To soundly reproduce malicious habits in machines, it’s essential to determine sturdy constraints, like stopping container escapes or privilege escalation. Correct machine settings should be configured, delicate info should be locked, and constraints should be verified for efficient forensics. Moreover, utilizing the precise instruments is crucial for dynamic evaluation and gaining low-level insights into the occasions taking place on the machine.
Instruments like Wireshark, Sysdig open supply, strace, and others can let you see all of the occasions. Having the exhaustive seize and assortment of what occurred at your disposal can lead you to the precise path to resolve the investigation and provide help to spot the small print of any assaults.
In our case, we used Sysdig open supply to report syscall captures whereas the container was operating. By accumulating a seize for the mandatory period of time, proper after the container was restored, it’s attainable to spy the malicious executions occurring inside the container.
With that completed, having the seize at our disposal, we later used Logray to shortly filter the occasions and punctiliously analyze what occurred in the course of the malicious execution.
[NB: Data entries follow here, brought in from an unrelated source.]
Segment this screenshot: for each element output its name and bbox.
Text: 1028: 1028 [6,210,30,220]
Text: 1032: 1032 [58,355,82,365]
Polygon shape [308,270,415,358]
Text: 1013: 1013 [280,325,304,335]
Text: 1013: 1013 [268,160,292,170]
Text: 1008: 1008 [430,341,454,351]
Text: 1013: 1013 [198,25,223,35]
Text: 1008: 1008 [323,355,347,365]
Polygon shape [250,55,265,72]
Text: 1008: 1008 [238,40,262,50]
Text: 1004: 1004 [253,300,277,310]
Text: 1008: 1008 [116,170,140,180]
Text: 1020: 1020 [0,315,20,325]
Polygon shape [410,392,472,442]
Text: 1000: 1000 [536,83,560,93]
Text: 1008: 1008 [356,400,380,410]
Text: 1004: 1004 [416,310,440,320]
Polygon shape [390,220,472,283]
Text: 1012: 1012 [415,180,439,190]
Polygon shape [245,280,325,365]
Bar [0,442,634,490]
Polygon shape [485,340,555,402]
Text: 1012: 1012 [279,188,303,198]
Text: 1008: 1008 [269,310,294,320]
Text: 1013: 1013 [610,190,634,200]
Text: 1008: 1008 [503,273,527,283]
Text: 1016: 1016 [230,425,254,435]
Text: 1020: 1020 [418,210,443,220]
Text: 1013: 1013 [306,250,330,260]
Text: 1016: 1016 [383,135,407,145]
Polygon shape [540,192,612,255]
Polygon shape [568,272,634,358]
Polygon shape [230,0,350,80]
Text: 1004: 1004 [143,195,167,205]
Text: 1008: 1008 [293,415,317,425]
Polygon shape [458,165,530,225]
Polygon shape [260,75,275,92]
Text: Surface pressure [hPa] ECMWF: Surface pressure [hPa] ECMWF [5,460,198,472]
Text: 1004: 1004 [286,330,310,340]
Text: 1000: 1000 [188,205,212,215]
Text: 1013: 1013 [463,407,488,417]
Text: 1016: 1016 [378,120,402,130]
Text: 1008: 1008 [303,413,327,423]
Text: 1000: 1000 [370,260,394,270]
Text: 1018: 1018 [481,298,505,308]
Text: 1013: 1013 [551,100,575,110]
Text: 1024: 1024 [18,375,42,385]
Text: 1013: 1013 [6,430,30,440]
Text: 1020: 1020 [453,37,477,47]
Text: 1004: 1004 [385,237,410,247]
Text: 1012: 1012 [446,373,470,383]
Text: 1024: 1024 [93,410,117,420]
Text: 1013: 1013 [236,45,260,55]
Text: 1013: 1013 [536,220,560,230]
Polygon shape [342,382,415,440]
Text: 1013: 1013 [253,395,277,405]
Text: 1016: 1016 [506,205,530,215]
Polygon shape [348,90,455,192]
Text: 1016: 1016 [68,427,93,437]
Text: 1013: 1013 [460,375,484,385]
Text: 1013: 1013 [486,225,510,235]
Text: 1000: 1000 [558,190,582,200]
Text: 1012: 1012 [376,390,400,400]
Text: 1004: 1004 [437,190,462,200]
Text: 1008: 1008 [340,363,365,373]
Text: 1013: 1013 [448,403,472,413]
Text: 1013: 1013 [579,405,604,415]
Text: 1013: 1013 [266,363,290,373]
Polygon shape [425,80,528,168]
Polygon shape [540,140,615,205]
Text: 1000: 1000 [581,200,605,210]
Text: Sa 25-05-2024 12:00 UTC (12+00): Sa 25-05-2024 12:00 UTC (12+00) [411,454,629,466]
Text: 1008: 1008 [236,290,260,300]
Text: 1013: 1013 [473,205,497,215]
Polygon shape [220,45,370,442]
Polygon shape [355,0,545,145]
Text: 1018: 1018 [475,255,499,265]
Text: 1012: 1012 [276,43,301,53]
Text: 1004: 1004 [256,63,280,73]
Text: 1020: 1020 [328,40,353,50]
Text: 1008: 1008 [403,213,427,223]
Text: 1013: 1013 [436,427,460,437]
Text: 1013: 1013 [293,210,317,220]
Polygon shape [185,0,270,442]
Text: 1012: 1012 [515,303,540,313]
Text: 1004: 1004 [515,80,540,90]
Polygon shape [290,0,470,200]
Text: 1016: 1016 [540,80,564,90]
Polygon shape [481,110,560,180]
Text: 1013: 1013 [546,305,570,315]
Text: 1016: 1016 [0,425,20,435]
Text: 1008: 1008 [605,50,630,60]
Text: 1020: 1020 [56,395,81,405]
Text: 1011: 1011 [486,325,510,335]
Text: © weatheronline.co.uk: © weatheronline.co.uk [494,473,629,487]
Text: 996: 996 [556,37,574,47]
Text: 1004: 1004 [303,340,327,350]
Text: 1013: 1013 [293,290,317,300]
For these of you who haven’t heard about Logray, it’s Wireshark’s cousin. It is ready to study syscall captures completed with Sysdig open supply, simply as Wireshark is ready to examine community packet visitors.
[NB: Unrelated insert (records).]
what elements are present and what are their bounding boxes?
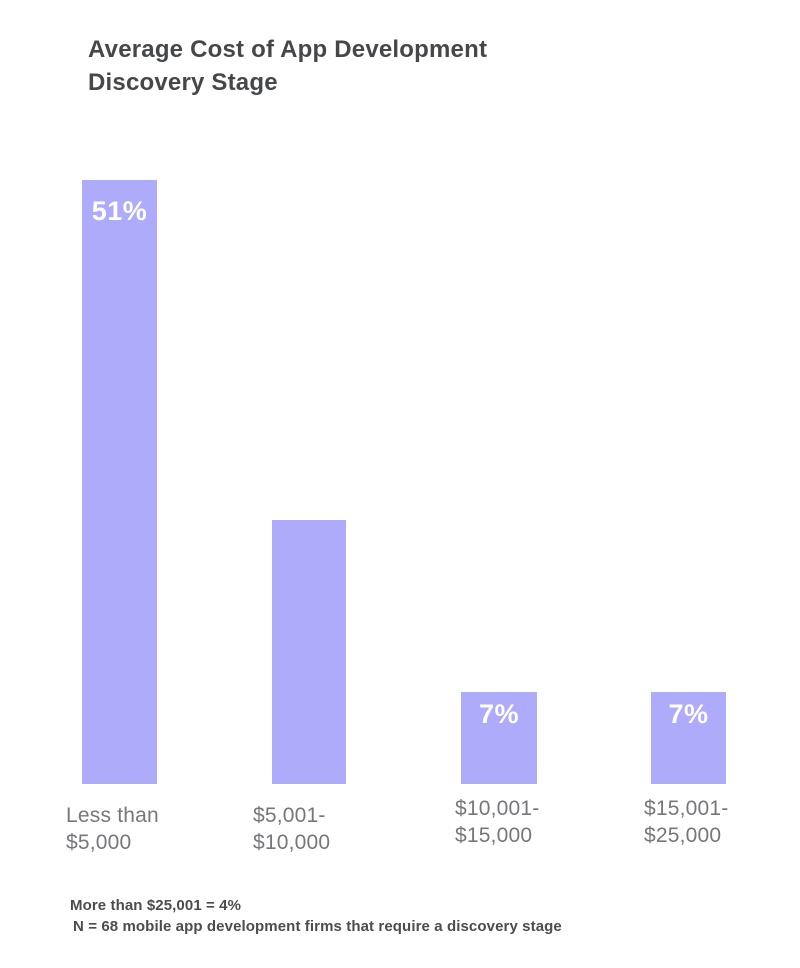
category-line2: $10,000 xyxy=(253,831,331,854)
category-line1: $15,001- xyxy=(644,797,729,820)
bar-value-label: 7% xyxy=(668,699,709,729)
category-line1: Less than xyxy=(66,804,159,827)
chart-title-line2: Discovery Stage xyxy=(88,69,278,96)
bar-less-than-5000: 51% xyxy=(82,180,157,784)
chart-title: Average Cost of App Development Discover… xyxy=(88,33,487,99)
footnotes: More than $25,001 = 4% N = 68 mobile app… xyxy=(70,895,562,937)
chart-title-line1: Average Cost of App Development xyxy=(88,36,488,63)
category-label-10001-15000: $10,001- $15,000 xyxy=(455,795,540,849)
footnote-sample-size: N = 68 mobile app development firms that… xyxy=(73,918,562,935)
category-label-less-than-5000: Less than $5,000 xyxy=(66,802,159,856)
bar-10001-15000: 7% xyxy=(461,692,537,784)
bar-value-label: 51% xyxy=(91,196,148,226)
category-label-15001-25000: $15,001- $25,000 xyxy=(644,795,729,849)
category-label-5001-10000: $5,001- $10,000 xyxy=(253,802,330,856)
bar-15001-25000: 7% xyxy=(651,692,726,784)
category-line2: $15,000 xyxy=(455,824,533,847)
category-line2: $5,000 xyxy=(66,831,132,854)
category-line1: $10,001- xyxy=(455,797,540,820)
category-line2: $25,000 xyxy=(644,824,722,847)
footnote-more-than-25001: More than $25,001 = 4% xyxy=(70,897,242,914)
bar-5001-10000 xyxy=(272,520,346,784)
category-line1: $5,001- xyxy=(253,804,326,827)
bar-value-label: 7% xyxy=(478,699,520,729)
Nevertheless, they’ve the identical UI and the identical filtering logic that ought to sound acquainted to most of you.
Right here, for instance, we dug into the execve syscalls. This allowed us to see all of the instructions requested by the attackers, chatting with our impacted restored container.
Proper after that, we inspected community traffic-related occasions. Right here, we are able to see how the beforehand requested instructions by the attackers are adopted by the reply to the sufferer container. These outbound community packets have been completed by the sufferer container to ship the arbitrary command’s outcomes again to the attackers. Specifically, the outcomes of `id`
and `ls /`
.
Ultimately, for the reason that attacker additionally requested to carry out a portscan of a particular IP deal with, we filtered the occasions by trying on the IP concerned. Listed below are all of the associated syscalls that present how the portscan command was carried out by the engaged Perl bot.
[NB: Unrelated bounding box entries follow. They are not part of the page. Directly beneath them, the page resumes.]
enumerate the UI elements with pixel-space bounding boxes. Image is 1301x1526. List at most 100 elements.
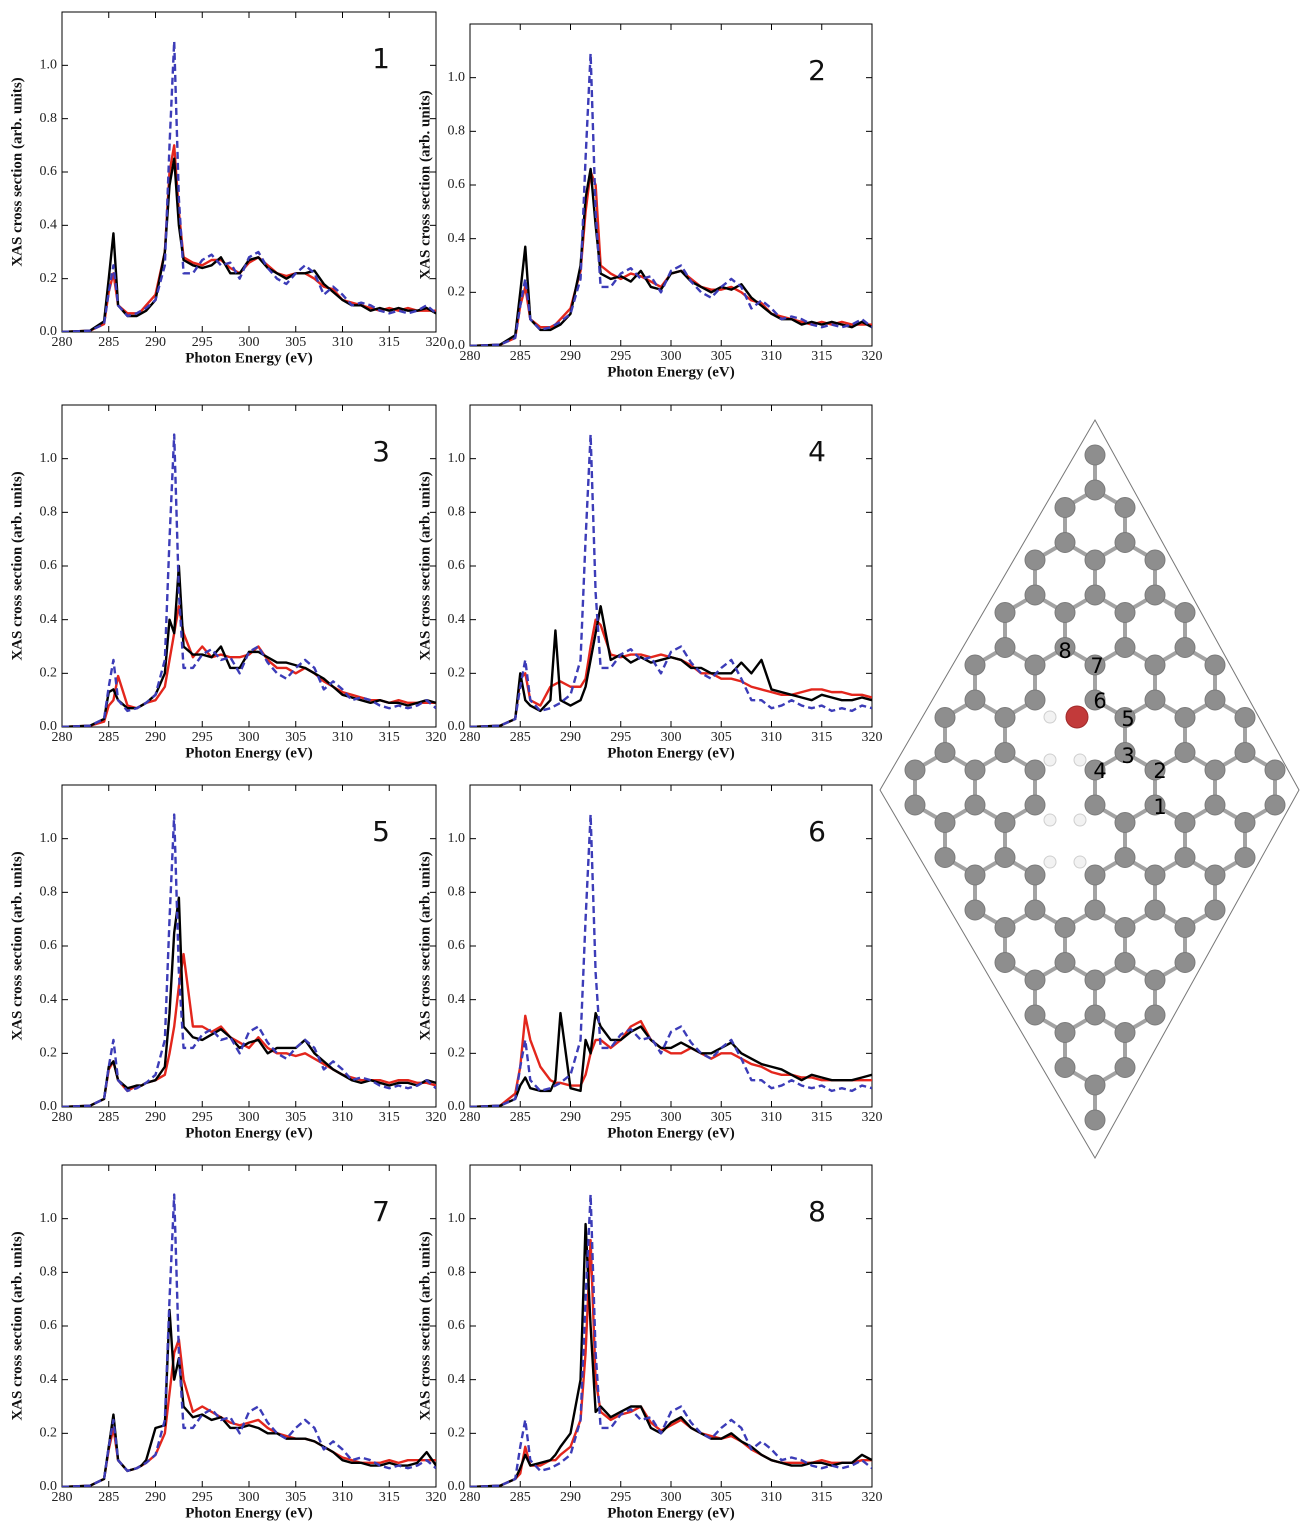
y-tick-label: 1.0 <box>40 1211 58 1226</box>
carbon-atom <box>934 847 956 868</box>
carbon-atom <box>1084 584 1106 606</box>
carbon-atom <box>1264 794 1286 816</box>
x-axis-label: Photon Energy (eV) <box>185 745 313 761</box>
panel-number: 1 <box>372 42 390 75</box>
hydrogen-atom <box>1043 813 1057 827</box>
series-line <box>62 1193 436 1487</box>
x-tick-label: 320 <box>862 1110 883 1125</box>
carbon-atom <box>1264 759 1286 781</box>
x-tick-label: 300 <box>661 1110 682 1125</box>
x-tick-label: 295 <box>610 730 631 745</box>
oxygen-atom <box>1065 705 1089 729</box>
carbon-atom <box>1114 497 1136 518</box>
carbon-atom <box>1114 637 1136 658</box>
x-tick-label: 320 <box>862 349 883 364</box>
carbon-atom <box>1054 602 1076 623</box>
x-tick-label: 315 <box>379 1110 400 1125</box>
panel-number: 2 <box>808 54 826 87</box>
x-tick-label: 295 <box>610 349 631 364</box>
carbon-atom <box>1174 602 1196 623</box>
y-tick-label: 0.4 <box>448 231 466 246</box>
carbon-atom <box>1114 532 1136 553</box>
carbon-atom <box>1054 1022 1076 1043</box>
y-tick-label: 0.6 <box>40 558 58 573</box>
x-tick-label: 305 <box>711 349 732 364</box>
carbon-atom <box>1174 742 1196 763</box>
series-line <box>62 433 436 727</box>
carbon-atom <box>1054 1057 1076 1078</box>
carbon-atom <box>904 794 926 816</box>
carbon-atom <box>1084 444 1106 466</box>
y-axis-label: XAS cross section (arb. units) <box>417 471 433 660</box>
y-tick-label: 0.4 <box>40 992 58 1007</box>
y-axis-label: XAS cross section (arb. units) <box>417 851 433 1040</box>
carbon-atom <box>994 707 1016 728</box>
y-tick-label: 0.2 <box>448 285 466 300</box>
y-tick-label: 0.8 <box>40 111 58 126</box>
series-line <box>62 564 436 727</box>
panel-number: 4 <box>808 435 826 468</box>
y-tick-label: 0.0 <box>448 1479 466 1494</box>
carbon-atom <box>1114 812 1136 833</box>
x-tick-label: 280 <box>460 1110 481 1125</box>
carbon-atom <box>964 759 986 781</box>
hydrogen-atom <box>1073 753 1087 767</box>
x-tick-label: 290 <box>145 730 166 745</box>
panel: 0.0 0.2 0.4 0.6 0.8 1.0 280 285 290 295 300 305 310 3… <box>9 784 447 1141</box>
carbon-atom <box>1054 917 1076 938</box>
carbon-atom <box>1084 654 1106 676</box>
x-tick-label: 315 <box>811 1110 832 1125</box>
x-tick-label: 295 <box>192 1490 213 1505</box>
carbon-atom <box>994 742 1016 763</box>
x-tick-label: 310 <box>761 1110 782 1125</box>
x-axis-label: Photon Energy (eV) <box>607 745 735 761</box>
carbon-atom <box>1144 969 1166 991</box>
y-axis-label: XAS cross section (arb. units) <box>9 1231 25 1420</box>
carbon-atom <box>964 654 986 676</box>
carbon-atom <box>1024 899 1046 921</box>
x-tick-label: 305 <box>285 1490 306 1505</box>
panel: 0.0 0.2 0.4 0.6 0.8 1.0 280 285 290 295 300 305 310 3… <box>417 404 883 761</box>
panel-number: 5 <box>372 815 390 848</box>
x-tick-label: 290 <box>560 1490 581 1505</box>
carbon-atom <box>1024 549 1046 571</box>
x-tick-label: 280 <box>460 349 481 364</box>
x-tick-label: 285 <box>98 730 119 745</box>
x-tick-label: 320 <box>426 335 447 350</box>
carbon-atom <box>1144 899 1166 921</box>
y-tick-label: 0.4 <box>40 1372 58 1387</box>
x-tick-label: 310 <box>332 335 353 350</box>
x-tick-label: 315 <box>379 335 400 350</box>
series-line <box>62 896 436 1107</box>
y-tick-label: 0.6 <box>40 938 58 953</box>
carbon-atom <box>1174 952 1196 973</box>
x-tick-label: 280 <box>52 730 73 745</box>
y-axis-label: XAS cross section (arb. units) <box>9 77 25 266</box>
carbon-atom <box>1084 549 1106 571</box>
series-line <box>62 813 436 1107</box>
series-line <box>470 1193 872 1487</box>
carbon-atom <box>1204 654 1226 676</box>
y-tick-label: 1.0 <box>40 831 58 846</box>
x-tick-label: 290 <box>560 349 581 364</box>
x-tick-label: 280 <box>52 1490 73 1505</box>
x-tick-label: 305 <box>711 1490 732 1505</box>
x-tick-label: 315 <box>811 730 832 745</box>
carbon-atom <box>1174 917 1196 938</box>
carbon-atom <box>1114 742 1136 763</box>
y-tick-label: 0.4 <box>448 612 466 627</box>
carbon-atom <box>1114 602 1136 623</box>
y-tick-label: 1.0 <box>448 831 466 846</box>
x-tick-label: 310 <box>761 349 782 364</box>
x-tick-label: 290 <box>145 335 166 350</box>
panel: 0.0 0.2 0.4 0.6 0.8 1.0 280 285 290 295 300 305 310 3… <box>9 404 447 761</box>
carbon-atom <box>904 759 926 781</box>
x-tick-label: 310 <box>332 730 353 745</box>
y-tick-label: 0.6 <box>448 938 466 953</box>
carbon-atom <box>1234 847 1256 868</box>
x-tick-label: 310 <box>332 1110 353 1125</box>
series-line <box>62 157 436 332</box>
x-tick-label: 295 <box>192 1110 213 1125</box>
Here’s a fast recap of the instruments used in the course of the investigation.
Instrument | Motive |
Checkpoint Automation | |
Falco + Falcosidekick | Runtime detection+notification software |
Argo | Open-source Kubernetes native workflows, occasions, CI, and CD |
criu | Gives the checkpoint/restore performance |
Dynamic Evaluation | |
wireshark | Generate community captures and community evaluation |
logray | Seize occasion evaluation |
sysdig, strace, and many others.. | Generate occasion/syscall captures |
tcpdump | Packet analyzer software |
htop | Interactive course of viewer software |
Static Evaluation | |
checkpointctl | In-depth evaluation of container checkpoints software |
crit | CRIU picture information analyzer software |
criu coredump | Convert picture information into coredump |
gdb (or related) | Binary evaluation software |
Conclusion
On this article, we coated a brand new analysis subject, displaying you the way the container checkpoint/restore functionalities may be utilized within the forensics subject. Specifically we’ve got seen how the container checkpoint may be created routinely utilizing the Kubernetes response engine that depends on few malicious guidelines, and in addition methods to deal with the newly created checkpoint archive.
With that completed, we offered alternative ways to dig deeper utilizing the beforehand created checkpoint: the static evaluation, adopting some old-school strategies or instruments particularly conceived for the container checkpoint, but in addition the dynamic evaluation, protecting some greatest practices and sensible hints to extract the assault’s particulars.